運用コストという意味では、同じ量の計算をするならFrontierの方がやや安価になる(≒消費電力が少ない)というのは、Frontierの強みの1つだろう。次回のTOP500にはEl Capitanが出てくることになるので、このあたりがどう変わるか楽しみである。
性能消費電力比を重視したGreen 500では
Grace Hopper GH200がトップ10の半分を占める
もう1つの今回の目玉はGrace Hopperの躍進である。電力効率を評価するランキングGreen 500のTop 10は下の画像のとおり。
これは性能消費電力比を重視したリストだが、Top 10の1/2/3/5/8位と半分をGrace Hopper GH200が占めている。絶対性能という意味では11位に入ったロスアラモス国立研究所のVenaroがGH200では一番高いが、コア数48万1440個。2560ノードのGH200と920ノードのGraceチップを組み合わせた構成である。
ただ、ピーク性能は100PFlopsに届かない程度でしかない。とはいえ、ローレンス・リバモア国立研究所のSierraや国立エネルギー研究科学コンピューティングセンターのPerlmutterと同等以上の性能を、比較的コンパクトに構成できる(価格は不明だが、Sierraよりも間違いなく安いだろう)のは大きな強みである。

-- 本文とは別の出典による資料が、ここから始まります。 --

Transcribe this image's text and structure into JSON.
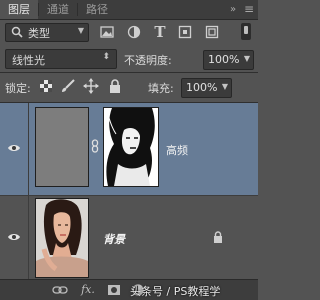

Venadoは演算性能よりもむしろMemory Wall(メモリー帯域のボトルネック)に向けた構成なのだそうで、これをそのままほかに利用できると考えるのはまた違う話なのだろうが、運用コストを抑えつつそこそこの性能を発揮できる、というのはHPCの分野でも重要になりつつあることを考えると、次のTOP500ではさらにGraceやGrace Hopperを採用するノードが増えるかもしれない。